Search code examples

What does from_logits = True or False mean in sparse_categorical_crossentropy of Tensorflow?

In Tensorflow 2.0, there is a loss function called

tf.keras.losses.sparse_categorical_crossentropy(labels, targets, from_logits = False)

What are the differences between setting from_logits = True or False?

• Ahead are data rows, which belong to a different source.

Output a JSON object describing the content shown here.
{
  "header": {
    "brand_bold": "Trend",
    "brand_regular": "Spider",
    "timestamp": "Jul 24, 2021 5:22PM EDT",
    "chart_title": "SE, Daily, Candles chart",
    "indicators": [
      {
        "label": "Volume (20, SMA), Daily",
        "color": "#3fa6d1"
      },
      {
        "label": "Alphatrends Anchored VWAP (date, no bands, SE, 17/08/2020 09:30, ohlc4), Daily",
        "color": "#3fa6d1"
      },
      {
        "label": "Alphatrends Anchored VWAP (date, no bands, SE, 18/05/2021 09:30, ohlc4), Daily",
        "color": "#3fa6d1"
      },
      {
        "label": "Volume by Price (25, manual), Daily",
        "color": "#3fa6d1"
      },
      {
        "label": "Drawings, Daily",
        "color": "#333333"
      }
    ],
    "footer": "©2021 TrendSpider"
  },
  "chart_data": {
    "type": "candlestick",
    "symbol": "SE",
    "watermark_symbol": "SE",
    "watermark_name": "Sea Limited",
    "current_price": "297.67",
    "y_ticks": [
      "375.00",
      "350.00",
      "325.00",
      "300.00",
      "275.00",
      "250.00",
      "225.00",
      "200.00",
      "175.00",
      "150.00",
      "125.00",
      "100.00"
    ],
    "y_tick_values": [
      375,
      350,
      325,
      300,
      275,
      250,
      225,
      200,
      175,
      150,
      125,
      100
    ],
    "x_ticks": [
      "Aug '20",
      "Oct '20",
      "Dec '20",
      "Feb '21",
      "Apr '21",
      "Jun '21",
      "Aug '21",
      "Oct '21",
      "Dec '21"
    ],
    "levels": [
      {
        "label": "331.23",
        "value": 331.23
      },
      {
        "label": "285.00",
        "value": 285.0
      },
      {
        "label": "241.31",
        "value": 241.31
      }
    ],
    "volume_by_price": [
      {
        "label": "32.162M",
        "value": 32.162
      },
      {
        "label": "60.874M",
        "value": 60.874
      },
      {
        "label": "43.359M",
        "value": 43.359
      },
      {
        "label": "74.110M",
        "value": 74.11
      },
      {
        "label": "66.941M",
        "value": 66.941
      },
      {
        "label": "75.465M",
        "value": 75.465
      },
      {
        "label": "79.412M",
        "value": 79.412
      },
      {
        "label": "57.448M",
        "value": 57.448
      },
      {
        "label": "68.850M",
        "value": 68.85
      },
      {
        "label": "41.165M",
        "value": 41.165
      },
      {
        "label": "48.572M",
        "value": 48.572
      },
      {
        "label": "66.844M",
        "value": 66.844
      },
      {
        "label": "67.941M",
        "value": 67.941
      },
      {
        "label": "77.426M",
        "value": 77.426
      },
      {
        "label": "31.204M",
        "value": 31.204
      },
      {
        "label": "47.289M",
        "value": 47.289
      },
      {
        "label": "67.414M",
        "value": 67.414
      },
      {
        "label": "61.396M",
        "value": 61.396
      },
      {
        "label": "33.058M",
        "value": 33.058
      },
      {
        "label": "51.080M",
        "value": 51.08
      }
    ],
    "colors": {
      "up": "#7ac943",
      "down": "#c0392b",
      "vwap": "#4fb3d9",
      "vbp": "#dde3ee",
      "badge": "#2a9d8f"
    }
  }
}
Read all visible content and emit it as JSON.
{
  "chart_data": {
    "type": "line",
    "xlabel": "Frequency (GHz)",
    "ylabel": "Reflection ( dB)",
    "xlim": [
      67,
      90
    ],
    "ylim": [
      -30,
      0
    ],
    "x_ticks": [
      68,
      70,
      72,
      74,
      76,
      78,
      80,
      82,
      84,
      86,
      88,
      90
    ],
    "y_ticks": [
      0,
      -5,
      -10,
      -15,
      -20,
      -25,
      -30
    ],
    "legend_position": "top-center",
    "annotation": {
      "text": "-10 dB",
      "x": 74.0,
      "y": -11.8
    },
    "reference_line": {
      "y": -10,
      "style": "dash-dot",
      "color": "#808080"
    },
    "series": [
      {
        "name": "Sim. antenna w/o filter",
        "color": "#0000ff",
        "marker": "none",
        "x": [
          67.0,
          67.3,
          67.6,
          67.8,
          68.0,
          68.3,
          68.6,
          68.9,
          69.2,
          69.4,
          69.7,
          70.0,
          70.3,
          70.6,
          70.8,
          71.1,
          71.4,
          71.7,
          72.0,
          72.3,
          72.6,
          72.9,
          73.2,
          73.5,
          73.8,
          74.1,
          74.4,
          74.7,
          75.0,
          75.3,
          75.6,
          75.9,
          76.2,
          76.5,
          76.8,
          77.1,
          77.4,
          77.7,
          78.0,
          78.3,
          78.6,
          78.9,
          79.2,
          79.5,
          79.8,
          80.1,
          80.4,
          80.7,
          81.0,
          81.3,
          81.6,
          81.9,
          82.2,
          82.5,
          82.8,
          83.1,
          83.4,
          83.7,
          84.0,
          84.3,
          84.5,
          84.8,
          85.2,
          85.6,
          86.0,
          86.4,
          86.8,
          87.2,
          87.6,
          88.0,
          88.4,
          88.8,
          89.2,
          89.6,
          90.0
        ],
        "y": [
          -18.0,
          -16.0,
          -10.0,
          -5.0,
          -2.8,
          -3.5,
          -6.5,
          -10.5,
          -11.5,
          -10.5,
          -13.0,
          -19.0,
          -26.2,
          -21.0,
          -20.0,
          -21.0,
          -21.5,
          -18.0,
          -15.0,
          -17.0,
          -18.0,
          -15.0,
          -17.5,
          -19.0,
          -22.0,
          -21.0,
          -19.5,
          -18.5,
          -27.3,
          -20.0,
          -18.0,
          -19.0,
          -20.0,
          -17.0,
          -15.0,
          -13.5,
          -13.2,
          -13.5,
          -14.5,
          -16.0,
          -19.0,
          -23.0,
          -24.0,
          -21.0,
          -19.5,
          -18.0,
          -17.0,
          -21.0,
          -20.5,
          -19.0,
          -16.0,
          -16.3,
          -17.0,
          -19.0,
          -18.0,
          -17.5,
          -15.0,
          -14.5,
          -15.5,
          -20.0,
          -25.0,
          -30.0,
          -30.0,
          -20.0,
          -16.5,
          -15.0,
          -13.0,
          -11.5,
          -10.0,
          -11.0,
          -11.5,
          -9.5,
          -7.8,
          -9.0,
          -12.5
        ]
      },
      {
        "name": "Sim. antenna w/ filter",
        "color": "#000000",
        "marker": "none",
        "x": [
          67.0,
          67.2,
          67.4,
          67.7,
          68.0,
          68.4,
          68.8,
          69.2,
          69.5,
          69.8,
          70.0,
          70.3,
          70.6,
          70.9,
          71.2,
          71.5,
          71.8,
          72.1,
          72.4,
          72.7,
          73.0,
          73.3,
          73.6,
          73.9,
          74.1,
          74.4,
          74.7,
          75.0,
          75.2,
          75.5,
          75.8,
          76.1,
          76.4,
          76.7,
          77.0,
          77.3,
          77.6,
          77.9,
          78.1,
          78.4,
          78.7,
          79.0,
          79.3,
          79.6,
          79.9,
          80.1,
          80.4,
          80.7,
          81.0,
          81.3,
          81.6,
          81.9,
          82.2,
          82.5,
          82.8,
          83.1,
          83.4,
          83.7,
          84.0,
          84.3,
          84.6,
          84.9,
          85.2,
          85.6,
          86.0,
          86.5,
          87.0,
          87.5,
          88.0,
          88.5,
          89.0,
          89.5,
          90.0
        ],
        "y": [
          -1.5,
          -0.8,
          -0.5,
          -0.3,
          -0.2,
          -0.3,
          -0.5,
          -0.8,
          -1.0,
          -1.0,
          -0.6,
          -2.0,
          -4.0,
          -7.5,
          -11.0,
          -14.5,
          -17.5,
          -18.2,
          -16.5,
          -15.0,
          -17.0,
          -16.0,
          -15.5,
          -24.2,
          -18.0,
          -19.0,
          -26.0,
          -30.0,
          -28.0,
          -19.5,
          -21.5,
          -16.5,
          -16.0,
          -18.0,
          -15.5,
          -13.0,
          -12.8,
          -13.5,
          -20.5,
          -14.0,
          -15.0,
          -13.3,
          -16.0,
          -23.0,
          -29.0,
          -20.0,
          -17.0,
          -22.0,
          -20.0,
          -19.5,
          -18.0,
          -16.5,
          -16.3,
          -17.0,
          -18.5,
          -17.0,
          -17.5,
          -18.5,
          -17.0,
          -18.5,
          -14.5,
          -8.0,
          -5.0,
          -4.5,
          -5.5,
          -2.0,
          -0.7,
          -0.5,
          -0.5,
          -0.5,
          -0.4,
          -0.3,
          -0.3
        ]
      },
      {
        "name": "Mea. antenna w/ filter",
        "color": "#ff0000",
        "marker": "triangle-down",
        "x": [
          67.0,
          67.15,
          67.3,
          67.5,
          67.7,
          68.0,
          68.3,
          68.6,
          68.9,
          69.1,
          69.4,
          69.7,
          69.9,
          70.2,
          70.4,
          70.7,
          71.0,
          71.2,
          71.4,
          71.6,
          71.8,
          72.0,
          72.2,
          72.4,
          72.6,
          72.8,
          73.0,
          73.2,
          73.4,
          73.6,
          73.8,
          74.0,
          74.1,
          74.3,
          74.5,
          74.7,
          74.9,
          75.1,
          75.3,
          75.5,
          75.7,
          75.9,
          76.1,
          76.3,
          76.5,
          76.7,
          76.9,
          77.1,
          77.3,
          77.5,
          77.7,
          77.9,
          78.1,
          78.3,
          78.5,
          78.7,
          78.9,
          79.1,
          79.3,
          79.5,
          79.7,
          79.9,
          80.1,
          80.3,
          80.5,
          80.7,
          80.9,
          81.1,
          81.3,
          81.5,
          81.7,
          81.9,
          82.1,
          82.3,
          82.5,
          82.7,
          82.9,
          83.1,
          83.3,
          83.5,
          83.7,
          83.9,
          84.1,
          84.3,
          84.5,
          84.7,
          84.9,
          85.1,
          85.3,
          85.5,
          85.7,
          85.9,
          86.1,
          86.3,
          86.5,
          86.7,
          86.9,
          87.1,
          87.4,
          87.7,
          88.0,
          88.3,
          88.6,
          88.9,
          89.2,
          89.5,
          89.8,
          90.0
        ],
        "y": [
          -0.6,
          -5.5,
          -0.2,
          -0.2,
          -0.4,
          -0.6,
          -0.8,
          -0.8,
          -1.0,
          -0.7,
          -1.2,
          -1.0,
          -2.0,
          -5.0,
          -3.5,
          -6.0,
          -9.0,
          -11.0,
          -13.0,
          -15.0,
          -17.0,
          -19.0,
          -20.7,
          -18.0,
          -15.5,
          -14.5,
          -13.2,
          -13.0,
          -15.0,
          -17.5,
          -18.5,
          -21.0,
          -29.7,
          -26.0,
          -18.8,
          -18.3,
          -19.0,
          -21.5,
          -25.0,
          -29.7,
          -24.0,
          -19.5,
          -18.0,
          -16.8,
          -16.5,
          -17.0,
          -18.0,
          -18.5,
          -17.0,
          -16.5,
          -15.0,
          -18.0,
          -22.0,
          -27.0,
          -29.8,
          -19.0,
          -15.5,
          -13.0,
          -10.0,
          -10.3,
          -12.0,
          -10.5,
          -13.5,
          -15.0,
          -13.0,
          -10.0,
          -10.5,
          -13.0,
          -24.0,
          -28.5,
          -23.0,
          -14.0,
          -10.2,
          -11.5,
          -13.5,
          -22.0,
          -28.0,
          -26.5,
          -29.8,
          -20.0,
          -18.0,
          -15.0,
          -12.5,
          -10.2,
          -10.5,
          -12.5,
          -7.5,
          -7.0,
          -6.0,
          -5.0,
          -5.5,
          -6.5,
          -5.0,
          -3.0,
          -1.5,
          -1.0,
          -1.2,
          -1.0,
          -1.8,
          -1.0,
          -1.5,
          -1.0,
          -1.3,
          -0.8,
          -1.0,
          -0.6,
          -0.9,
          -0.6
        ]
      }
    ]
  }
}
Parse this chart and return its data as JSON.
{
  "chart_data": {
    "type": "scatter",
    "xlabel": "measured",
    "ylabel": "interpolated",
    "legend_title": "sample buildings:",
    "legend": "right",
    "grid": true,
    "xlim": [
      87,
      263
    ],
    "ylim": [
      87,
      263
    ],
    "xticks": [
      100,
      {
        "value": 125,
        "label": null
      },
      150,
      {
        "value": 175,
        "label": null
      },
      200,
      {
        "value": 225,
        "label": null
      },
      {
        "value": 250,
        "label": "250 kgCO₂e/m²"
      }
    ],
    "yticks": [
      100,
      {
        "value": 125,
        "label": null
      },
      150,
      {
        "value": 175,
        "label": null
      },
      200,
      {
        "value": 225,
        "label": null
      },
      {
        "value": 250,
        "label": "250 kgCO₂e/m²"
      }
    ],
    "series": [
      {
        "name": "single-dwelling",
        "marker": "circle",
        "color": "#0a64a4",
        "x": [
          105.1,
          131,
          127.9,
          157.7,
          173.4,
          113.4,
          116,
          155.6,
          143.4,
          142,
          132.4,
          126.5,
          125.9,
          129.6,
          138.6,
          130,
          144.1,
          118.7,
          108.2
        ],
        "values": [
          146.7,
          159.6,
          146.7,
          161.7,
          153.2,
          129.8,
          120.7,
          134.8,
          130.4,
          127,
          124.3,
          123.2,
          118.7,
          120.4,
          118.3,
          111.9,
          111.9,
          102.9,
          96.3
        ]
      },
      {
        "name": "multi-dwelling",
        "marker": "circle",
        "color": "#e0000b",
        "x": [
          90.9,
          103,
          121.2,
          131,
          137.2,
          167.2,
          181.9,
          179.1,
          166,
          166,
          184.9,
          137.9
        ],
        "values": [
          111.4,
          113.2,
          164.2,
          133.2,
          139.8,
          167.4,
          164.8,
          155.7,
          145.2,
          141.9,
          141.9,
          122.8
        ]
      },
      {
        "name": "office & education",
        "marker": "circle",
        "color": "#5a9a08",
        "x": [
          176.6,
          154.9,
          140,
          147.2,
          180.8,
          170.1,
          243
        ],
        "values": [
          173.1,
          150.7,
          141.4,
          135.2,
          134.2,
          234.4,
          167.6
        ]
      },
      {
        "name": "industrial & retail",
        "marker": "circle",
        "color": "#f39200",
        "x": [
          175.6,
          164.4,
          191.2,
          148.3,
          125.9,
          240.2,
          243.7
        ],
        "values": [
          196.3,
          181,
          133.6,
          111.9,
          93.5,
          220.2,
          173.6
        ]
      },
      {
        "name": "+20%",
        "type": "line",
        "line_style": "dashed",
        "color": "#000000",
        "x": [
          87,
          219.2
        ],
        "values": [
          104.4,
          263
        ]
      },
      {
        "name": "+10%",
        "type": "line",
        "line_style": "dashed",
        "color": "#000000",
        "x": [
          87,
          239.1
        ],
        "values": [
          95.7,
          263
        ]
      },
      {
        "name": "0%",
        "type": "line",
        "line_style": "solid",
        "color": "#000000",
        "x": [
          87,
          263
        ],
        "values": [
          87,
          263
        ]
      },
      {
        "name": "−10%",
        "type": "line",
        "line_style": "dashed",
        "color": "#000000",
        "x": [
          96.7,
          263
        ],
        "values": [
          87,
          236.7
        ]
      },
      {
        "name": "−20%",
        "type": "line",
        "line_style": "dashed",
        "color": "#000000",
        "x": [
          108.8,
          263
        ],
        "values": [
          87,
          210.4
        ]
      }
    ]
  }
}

My guess was that when incoming values are logits, you set from_logits = True, and if incoming values are probabilities(output by softmax etc.) then you just set from_logits = False (which is a default setting).

But why? loss is just some calculation. Why does it need to differ by its incoming values? I also saw in google's tensorflow tutorial that it doesnt set from_logits = True even if incoming values of the last layer are logits. Here is the code

def train_step(inp, target):
  with tf.GradientTape() as tape:
    predictions = model(inp)
    loss = tf.reduce_mean(
        tf.keras.losses.sparse_categorical_crossentropy(target, predictions))
  grads = tape.gradient(loss, model.trainable_variables)
  optimizer.apply_gradients(zip(grads, model.trainable_variables))

  return loss

where the model is

 model = tf.keras.Sequential([
    tf.keras.layers.Embedding(vocab_size, embedding_dim, 
                              batch_input_shape=[batch_size, None]),

which does not have the last layer of softmax. (Also, in another part of the tutorial, it set from_logits = True)

So, doesn't it matter whether I set it True or not?


  • The post Deepak mentioned has some math background.

    But for simplicity, from_logits=True means the input to crossEntropy layer is normal tensor/logits, while if from_logits=False, means the input is a probability and usually you should have some softmax activation in your last layer.